Monday, December 13, 2010

Asian Pioneers


The Donner Party memorial is a few miles north of Lake Tahoe. It’s a memorial to the party of pioneers who perished in the terrible winter of 1846 and 1847 on their way to California. The pioneers with their families got caught in a mountain pass in the Sierra Nevada. We went to the memorial after circling Lake Tahoe. We traveled from Reno. It was a spectacular drive with the mountain tops covered with snow. The mountains of the Sierra Nevada surround the city of Reno, which lies on a flat plain. The mountains around Lake Tahoe are snow capped but the mountains towards Las Vegas are semi-desert, with no trees or snow. These mountains are filled with rocks and large boulders and covered with brown earth. It is in striking contrast to the mountains towards California which have fir trees and snow.


The memorial had glass cases filled with old relics. There was one case about the Chinese laborers who worked on the Western railroads. Chinese laborers where often ‘shanghaied’ or kidnapped from China to work as indigent labor. The casinos in Reno are full of Asians mostly of Chinese immigrants. I can’t help but think that these Asians are the descendants of those railroad workers. The exhibit talked about racial purges and it would not stretch the imagination that these purges where aimed at the Chinese communities who have settled near the railroad stations. The nearest town is Truckee with a highway going to Reno. I can see the railroad tracks from the highway as we drove along the highway to Reno. The hotel I stayed in has slight traces of seediness, unlike the one in Las Vegas. These were a lot of young people in the hotel casino and most had their ski gear, ready to ski in Mt. Rose which is north of Lake Tahoe.


The television series ‘Kung Fu’ is about a Shoalin monk and his adventures in the west. A martial arts expert in the land of cowboys and Indians. At that time, it was a unique story because the history of the Chinese experience building railroads, the racial struggles, the rise in prosperities of Chinatown were never known. I had always thought about the rich merchant Chinese who lived in the Philippines and not the indigent Chinese laborers who were exploited in near slavery conditions. Slavery seemed to be the exclusive story of African Americans and the story of the other races that were treated harshly has not been told. So I was glad to see the exhibit about the Chinese laborers in the Donner party memorial. It was like their struggles and contributions are finally being recognized. The Chinese heritage and other Asian immigrants have every right to be in the country because of the contribution by their country men in the country’s development.

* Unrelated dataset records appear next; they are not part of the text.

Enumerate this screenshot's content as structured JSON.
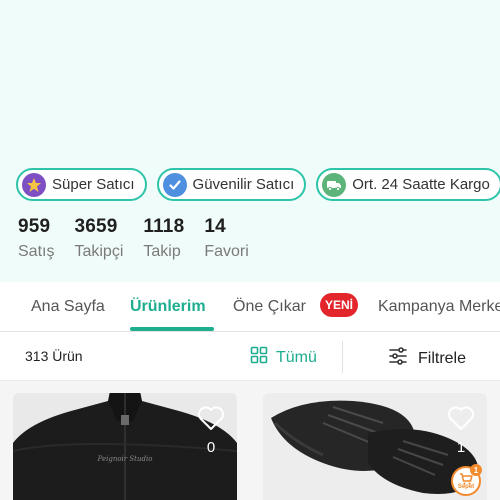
{
  "badges": [
    {
      "label": "Süper Satıcı",
      "icon": "star-badge-icon"
    },
    {
      "label": "Güvenilir Satıcı",
      "icon": "verified-check-icon"
    },
    {
      "label": "Ort. 24 Saatte Kargo",
      "icon": "truck-icon"
    }
  ],
  "stats": [
    {
      "value": "959",
      "label": "Satış"
    },
    {
      "value": "3659",
      "label": "Takipçi"
    },
    {
      "value": "1118",
      "label": "Takip"
    },
    {
      "value": "14",
      "label": "Favori"
    }
  ],
  "tabs": [
    {
      "label": "Ana Sayfa",
      "active": false
    },
    {
      "label": "Ürünlerim",
      "active": true
    },
    {
      "label": "Öne Çıkar",
      "active": false
    },
    {
      "label": "Kampanya Merkezi",
      "active": false
    }
  ],
  "new_badge": "YENİ",
  "filterbar": {
    "count": "313 Ürün",
    "all_label": "Tümü",
    "filter_label": "Filtrele"
  },
  "products": [
    {
      "favorites": "0",
      "image": "black zip-neck sweater",
      "print": "Peignoir Studio"
    },
    {
      "favorites": "1",
      "image": "black sneakers"
    }
  ],
  "cart": {
    "label": "Sepet",
    "count": "1"
  },
  "colors": {
    "accent": "#1eae8f",
    "badge_border": "#2ec4a9",
    "hero_bg": "#f0fcf9",
    "new_badge": "#e2262b",
    "cart": "#f08a2c"
  }
}
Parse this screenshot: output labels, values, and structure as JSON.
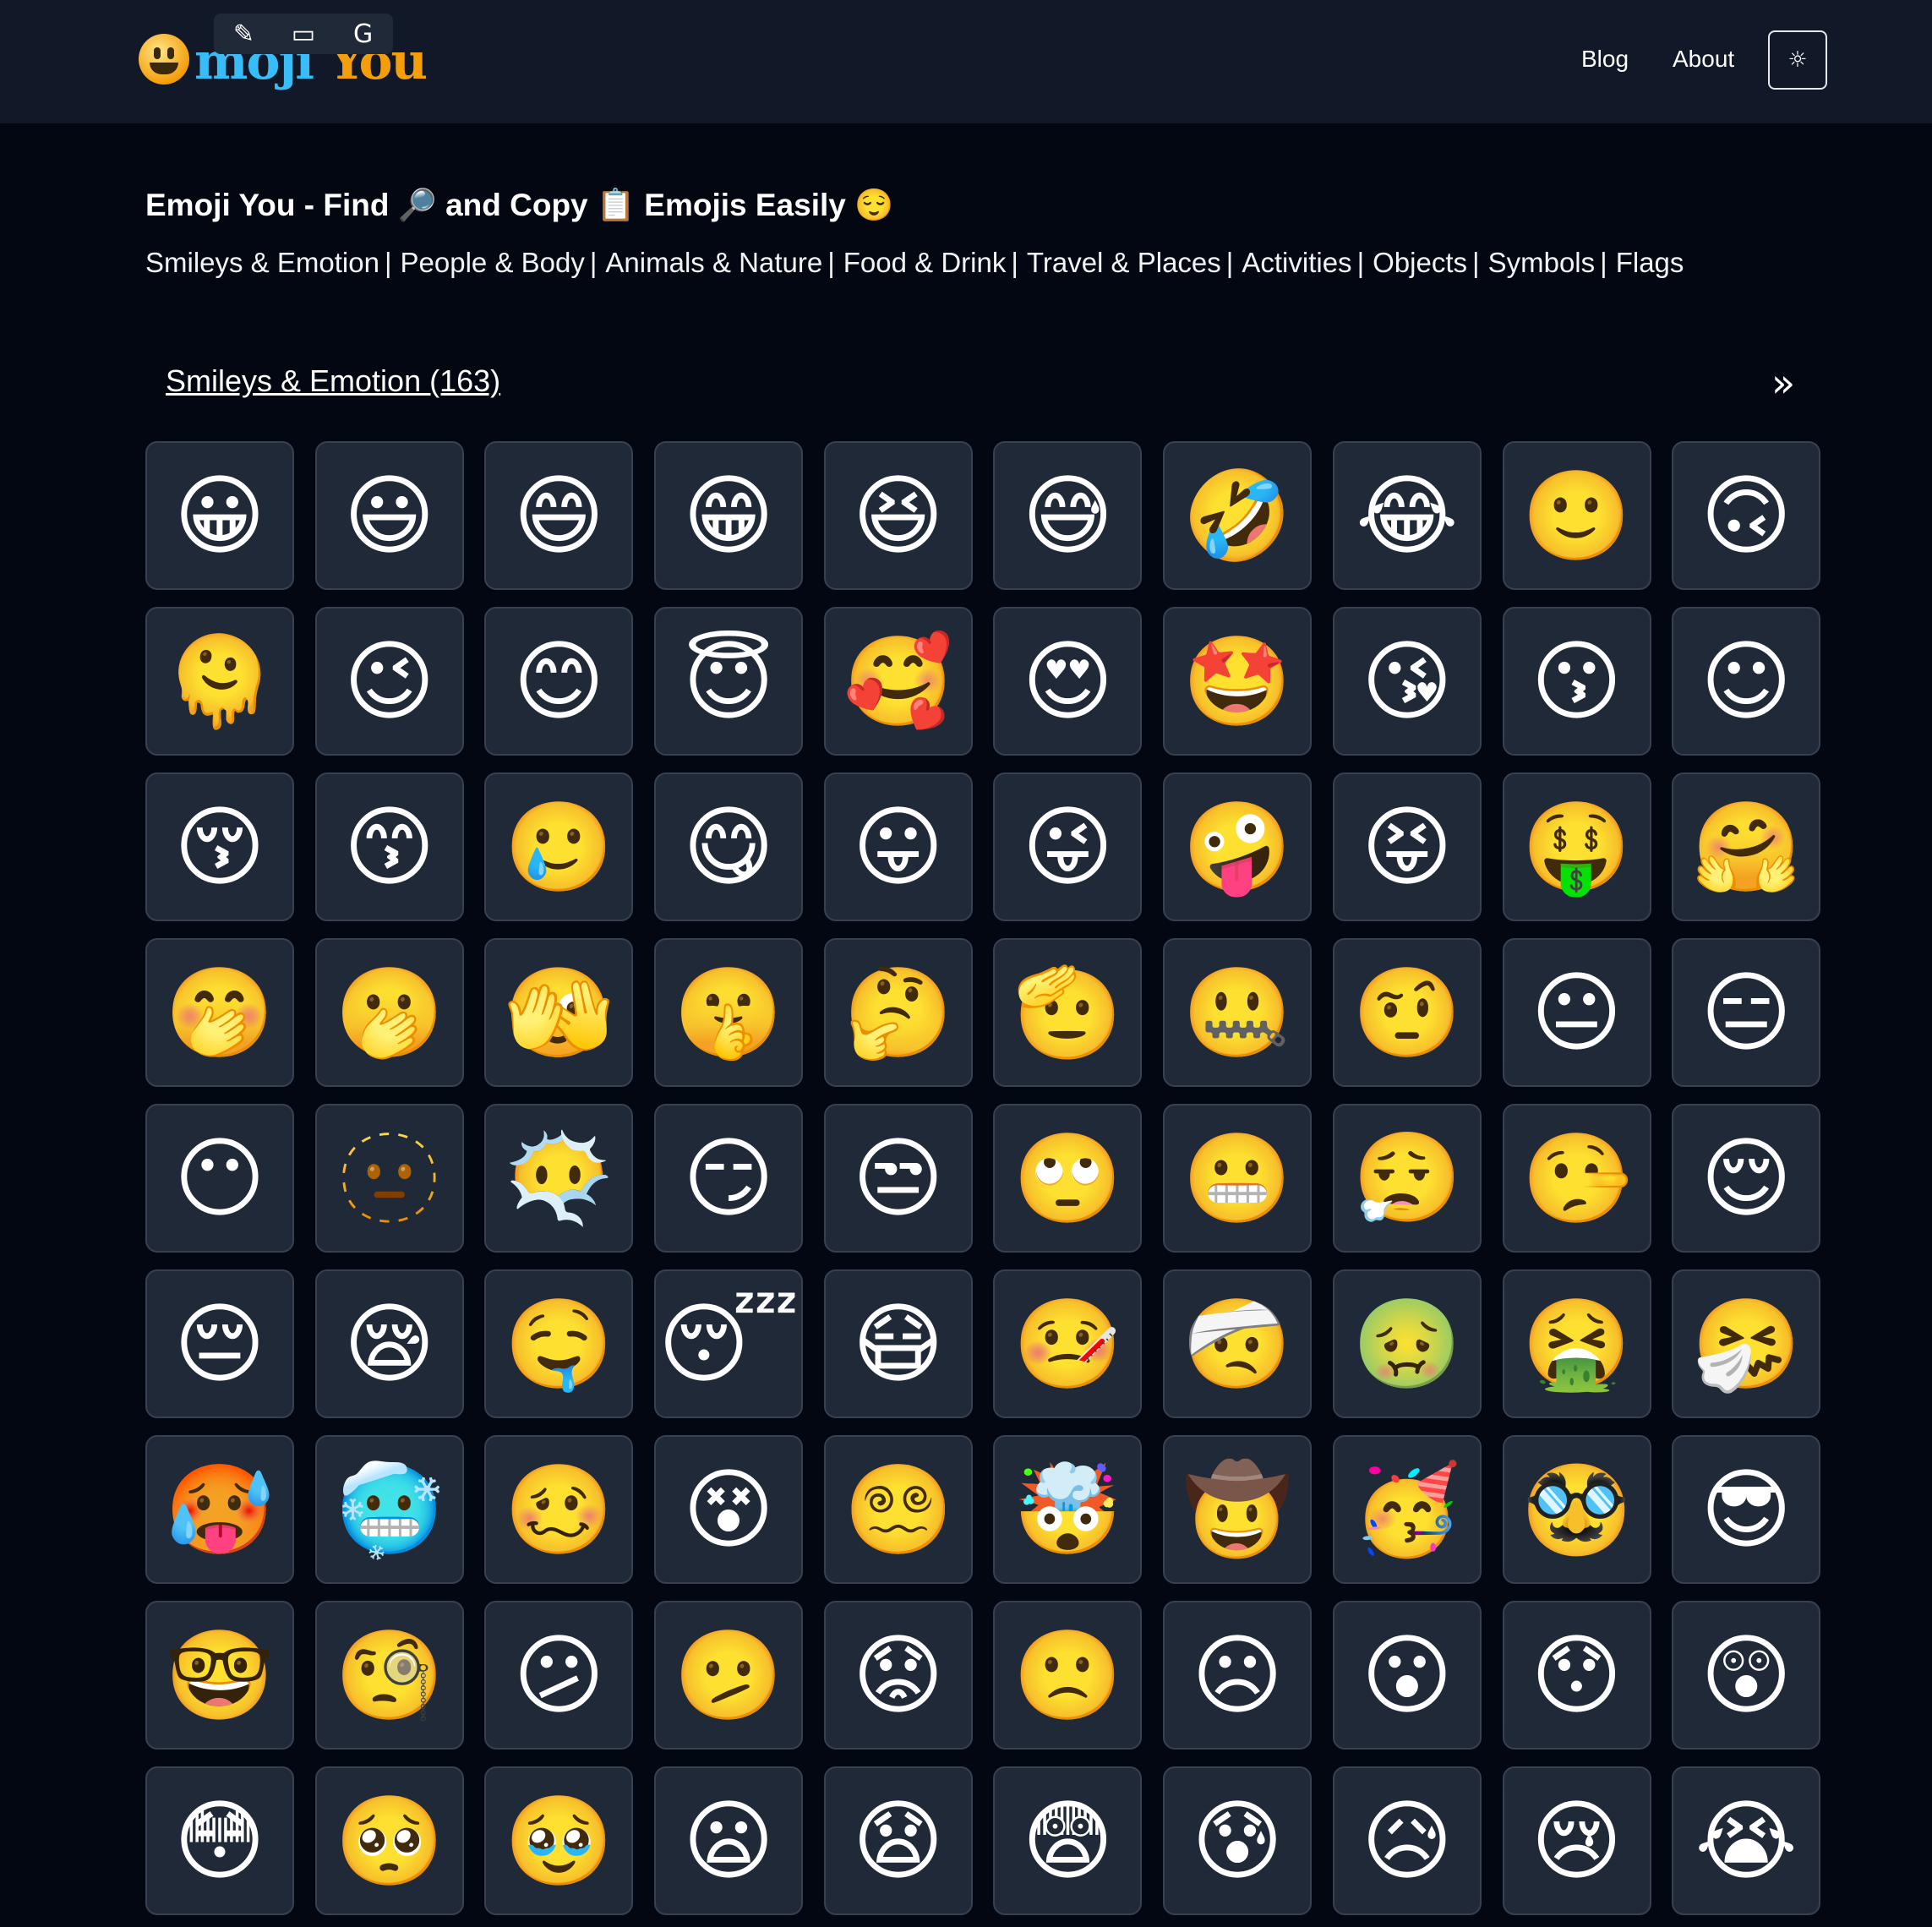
{
  "header": {
    "logo_word_1": "moji",
    "logo_word_2": "You",
    "extension_toolbar": [
      "✎",
      "▭",
      "G"
    ],
    "nav": {
      "blog": "Blog",
      "about": "About"
    },
    "theme_icon": "☼"
  },
  "hero": {
    "title": "Emoji You - Find 🔎 and Copy 📋 Emojis Easily 😌"
  },
  "categories": [
    "Smileys & Emotion",
    "People & Body",
    "Animals & Nature",
    "Food & Drink",
    "Travel & Places",
    "Activities",
    "Objects",
    "Symbols",
    "Flags"
  ],
  "section": {
    "title": "Smileys & Emotion (163)",
    "next_icon": "»"
  },
  "emojis": [
    "😀",
    "😃",
    "😄",
    "😁",
    "😆",
    "😅",
    "🤣",
    "😂",
    "🙂",
    "🙃",
    "🫠",
    "😉",
    "😊",
    "😇",
    "🥰",
    "😍",
    "🤩",
    "😘",
    "😗",
    "☺",
    "😚",
    "😙",
    "🥲",
    "😋",
    "😛",
    "😜",
    "🤪",
    "😝",
    "🤑",
    "🤗",
    "🤭",
    "🫢",
    "🫣",
    "🤫",
    "🤔",
    "🫡",
    "🤐",
    "🤨",
    "😐",
    "😑",
    "😶",
    "🫥",
    "😶‍🌫️",
    "😏",
    "😒",
    "🙄",
    "😬",
    "😮‍💨",
    "🤥",
    "😌",
    "😔",
    "😪",
    "🤤",
    "😴",
    "😷",
    "🤒",
    "🤕",
    "🤢",
    "🤮",
    "🤧",
    "🥵",
    "🥶",
    "🥴",
    "😵",
    "😵‍💫",
    "🤯",
    "🤠",
    "🥳",
    "🥸",
    "😎",
    "🤓",
    "🧐",
    "😕",
    "🫤",
    "😟",
    "🙁",
    "☹",
    "😮",
    "😯",
    "😲",
    "😳",
    "🥺",
    "🥹",
    "😦",
    "😧",
    "😨",
    "😰",
    "😥",
    "😢",
    "😭"
  ]
}
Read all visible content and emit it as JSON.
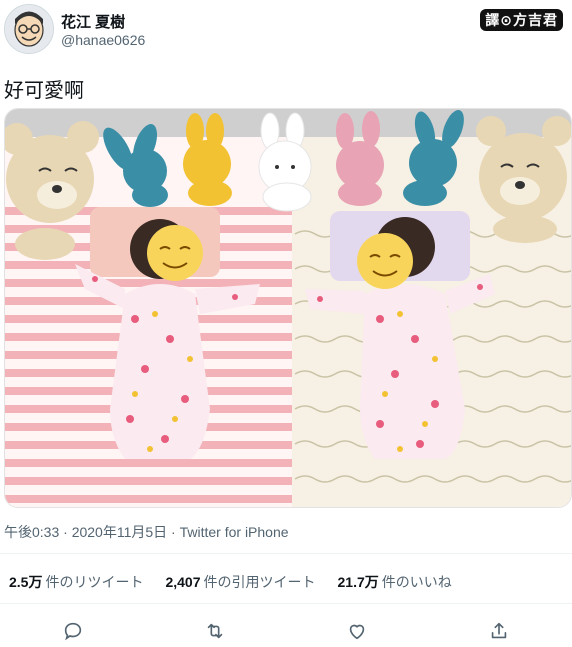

It’s like everything is turning full circle. It is ironic that China is buying Treasury bonds to keep the country functioning. Asian sovereign funds are helping Western countries survive their financial problems. Instead of the manual labor of the past, it is the money and skills that are the contributing to the economy. On a personal level, I am here for work, installing software in a warehouse, something that I have done many times in Asia; in Thailand, China, Japan and the Philippines.  Now the assignment is in Nevada, where Asian laborers have toiled in a previous century. In a certain way, nothing has changed and the world has always been a global economy, where different actors from foreign lands have always worked together. The pendulum has swung in the opposite direction with the East ascendant. It feels like one is riding a wave at the right time. There will be opposition as there usually is and the messy deployment in Reno is an example.